Orthography of Latin
At the core of the library is an extendable
LatinAlphabet trait. The
LatinString class associates a string of characters with an implementation of this trait, and all processing of Latin strings takes account of the orthographic system used to compose the string.
In all alphabets, white space characters separate blocks of one or more tokens, but are not otherwise significant. Implementations of a
LatinAlphabet must explicitly enumerate all allowed non-white-space characters, and classify them in various ways (alphabetic characters versus punctuation, for example, but alphabetic characters are also identified as vowels, consonants or semivowels).
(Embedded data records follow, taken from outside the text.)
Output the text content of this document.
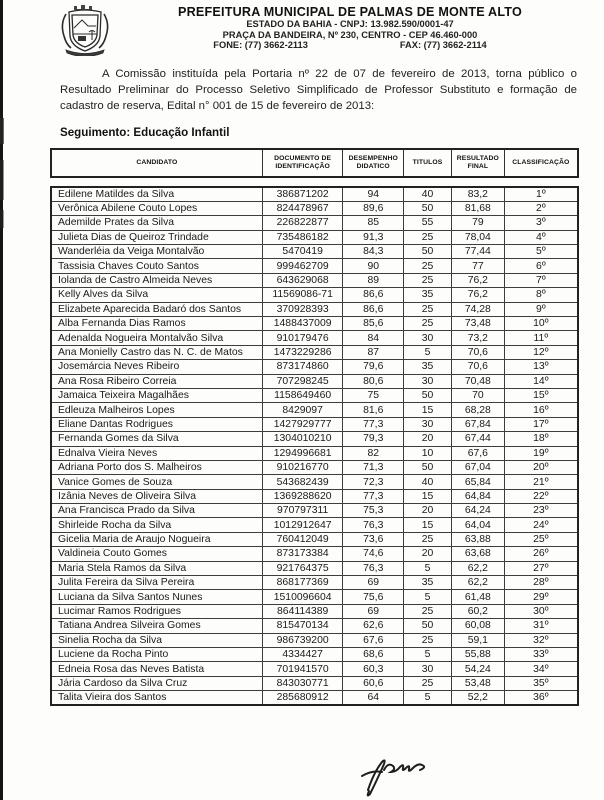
PREFEITURA MUNICIPAL DE PALMAS DE MONTE ALTO
ESTADO DA BAHIA - CNPJ: 13.982.590/0001-47
PRAÇA DA BANDEIRA, Nº 230, CENTRO - CEP 46.460-000
FONE: (77) 3662-2113	FAX: (77) 3662-2114

A Comissão instituída pela Portaria nº 22 de 07 de fevereiro de 2013, torna público o Resultado Preliminar do Processo Seletivo Simplificado de Professor Substituto e formação de cadastro de reserva, Edital n° 001 de 15 de fevereiro de 2013:

Seguimento: Educação Infantil

CANDIDATO	DOCUMENTO DE IDENTIFICAÇÃO	DESEMPENHO DIDATICO	TITULOS	RESULTADO FINAL	CLASSIFICAÇÃO
Edilene Matildes da Silva	386871202	94	40	83,2	1º
Verônica Abilene Couto Lopes	824478967	89,6	50	81,68	2º
Ademilde Prates da Silva	226822877	85	55	79	3º
Julieta Dias de Queiroz Trindade	735486182	91,3	25	78,04	4º
Wanderléia da Veiga Montalvão	5470419	84,3	50	77,44	5º
Tassisia Chaves Couto Santos	999462709	90	25	77	6º
Iolanda de Castro Almeida Neves	643629068	89	25	76,2	7º
Kelly Alves da Silva	11569086-71	86,6	35	76,2	8º
Elizabete Aparecida Badaró dos Santos	370928393	86,6	25	74,28	9º
Alba Fernanda Dias Ramos	1488437009	85,6	25	73,48	10º
Adenalda Nogueira Montalvão Silva	910179476	84	30	73,2	11º
Ana Monielly Castro das N. C. de Matos	1473229286	87	5	70,6	12º
Josemárcia Neves Ribeiro	873174860	79,6	35	70,6	13º
Ana Rosa Ribeiro Correia	707298245	80,6	30	70,48	14º
Jamaica Teixeira Magalhães	1158649460	75	50	70	15º
Edleuza Malheiros Lopes	8429097	81,6	15	68,28	16º
Eliane Dantas Rodrigues	1427929777	77,3	30	67,84	17º
Fernanda Gomes da Silva	1304010210	79,3	20	67,44	18º
Ednalva Vieira Neves	1294996681	82	10	67,6	19º
Adriana Porto dos S. Malheiros	910216770	71,3	50	67,04	20º
Vanice Gomes de Souza	543682439	72,3	40	65,84	21º
Izânia Neves de Oliveira Silva	1369288620	77,3	15	64,84	22º
Ana Francisca Prado da Silva	970797311	75,3	20	64,24	23º
Shirleide Rocha da Silva	1012912647	76,3	15	64,04	24º
Gicelia Maria de Araujo Nogueira	760412049	73,6	25	63,88	25º
Valdineia Couto Gomes	873173384	74,6	20	63,68	26º
Maria Stela Ramos da Silva	921764375	76,3	5	62,2	27º
Julita Fereira da Silva Pereira	868177369	69	35	62,2	28º
Luciana da Silva Santos Nunes	1510096604	75,6	5	61,48	29º
Lucimar Ramos Rodrigues	864114389	69	25	60,2	30º
Tatiana Andrea Silveira Gomes	815470134	62,6	50	60,08	31º
Sinelia Rocha da Silva	986739200	67,6	25	59,1	32º
Luciene da Rocha Pinto	4334427	68,6	5	55,88	33º
Edneia Rosa das Neves Batista	701941570	60,3	30	54,24	34º
Jária Cardoso da Silva Cruz	843030771	60,6	25	53,48	35º
Talita Vieira dos Santos	285680912	64	5	52,2	36º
A single set of numeric characters is defined for all implementations of
LatinAlphabet: it is a subset of the Unicode codepoints defined for Roman numerals in the “Number forms” section of Unicode, and is summarized in this table.
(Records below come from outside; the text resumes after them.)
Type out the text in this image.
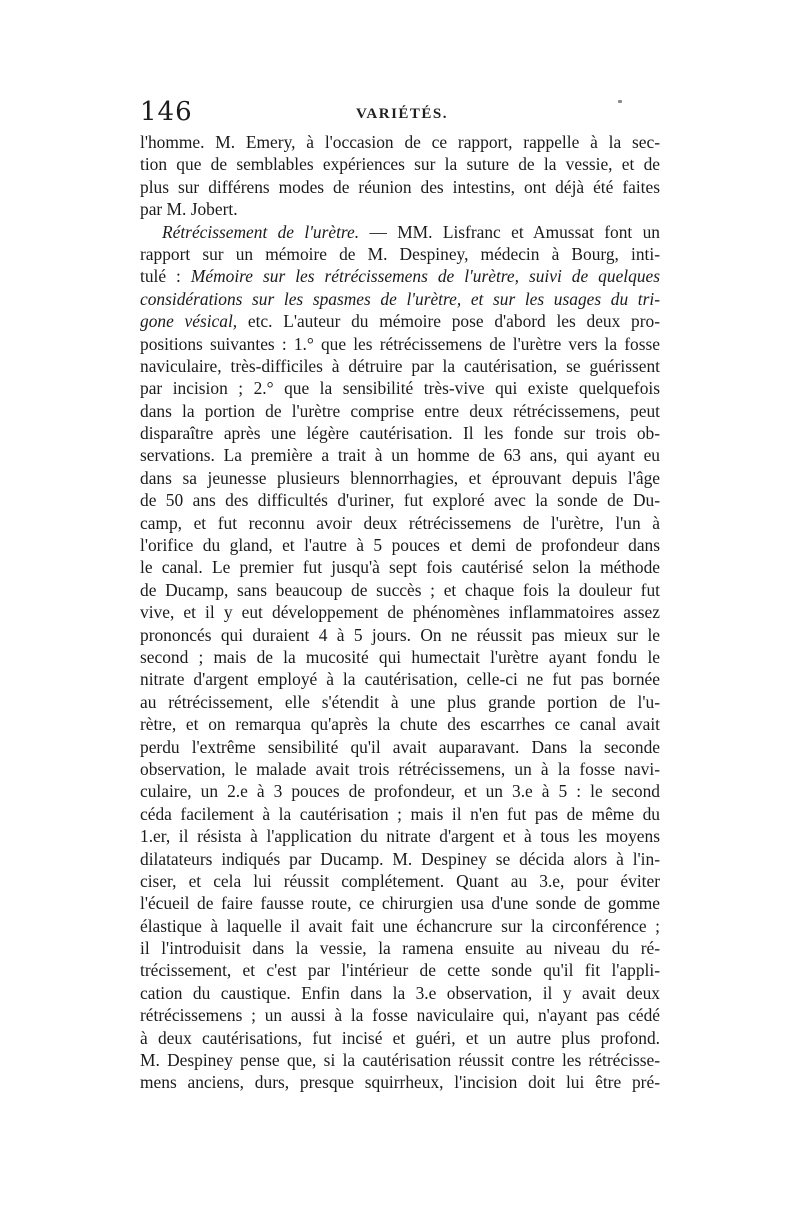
146	VARIÉTÉS.
l'homme. M. Emery, à l'occasion de ce rapport, rappelle à la sec-
tion que de semblables expériences sur la suture de la vessie, et de
plus sur différens modes de réunion des intestins, ont déjà été faites
par M. Jobert.
Rétrécissement de l'urètre. — MM. Lisfranc et Amussat font un
rapport sur un mémoire de M. Despiney, médecin à Bourg, inti-
tulé : Mémoire sur les rétrécissemens de l'urètre, suivi de quelques
considérations sur les spasmes de l'urètre, et sur les usages du tri-
gone vésical, etc. L'auteur du mémoire pose d'abord les deux pro-
positions suivantes : 1.° que les rétrécissemens de l'urètre vers la fosse
naviculaire, très-difficiles à détruire par la cautérisation, se guérissent
par incision ; 2.° que la sensibilité très-vive qui existe quelquefois
dans la portion de l'urètre comprise entre deux rétrécissemens, peut
disparaître après une légère cautérisation. Il les fonde sur trois ob-
servations. La première a trait à un homme de 63 ans, qui ayant eu
dans sa jeunesse plusieurs blennorrhagies, et éprouvant depuis l'âge
de 50 ans des difficultés d'uriner, fut exploré avec la sonde de Du-
camp, et fut reconnu avoir deux rétrécissemens de l'urètre, l'un à
l'orifice du gland, et l'autre à 5 pouces et demi de profondeur dans
le canal. Le premier fut jusqu'à sept fois cautérisé selon la méthode
de Ducamp, sans beaucoup de succès ; et chaque fois la douleur fut
vive, et il y eut développement de phénomènes inflammatoires assez
prononcés qui duraient 4 à 5 jours. On ne réussit pas mieux sur le
second ; mais de la mucosité qui humectait l'urètre ayant fondu le
nitrate d'argent employé à la cautérisation, celle-ci ne fut pas bornée
au rétrécissement, elle s'étendit à une plus grande portion de l'u-
rètre, et on remarqua qu'après la chute des escarrhes ce canal avait
perdu l'extrême sensibilité qu'il avait auparavant. Dans la seconde
observation, le malade avait trois rétrécissemens, un à la fosse navi-
culaire, un 2.e à 3 pouces de profondeur, et un 3.e à 5 : le second
céda facilement à la cautérisation ; mais il n'en fut pas de même du
1.er, il résista à l'application du nitrate d'argent et à tous les moyens
dilatateurs indiqués par Ducamp. M. Despiney se décida alors à l'in-
ciser, et cela lui réussit complétement. Quant au 3.e, pour éviter
l'écueil de faire fausse route, ce chirurgien usa d'une sonde de gomme
élastique à laquelle il avait fait une échancrure sur la circonférence ;
il l'introduisit dans la vessie, la ramena ensuite au niveau du ré-
trécissement, et c'est par l'intérieur de cette sonde qu'il fit l'appli-
cation du caustique. Enfin dans la 3.e observation, il y avait deux
rétrécissemens ; un aussi à la fosse naviculaire qui, n'ayant pas cédé
à deux cautérisations, fut incisé et guéri, et un autre plus profond.
M. Despiney pense que, si la cautérisation réussit contre les rétrécisse-
mens anciens, durs, presque squirrheux, l'incision doit lui être pré-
The syntax of numeric strings can be validated, and integer values computed for arbitrary numeric strings.
When a string of characters in a particular alphabet occurs in a node of citable text, it can be parsed into a sequence of citable
LatinTokens. Each token is classified into a particular
LatinLexicalCategory based on its composition of alphabetic, numeric or punctuation characters.
Given this definition of a
LatinAlphabet, lexical strings in a specified alphabet can be automatically broken into a sequence of syllables.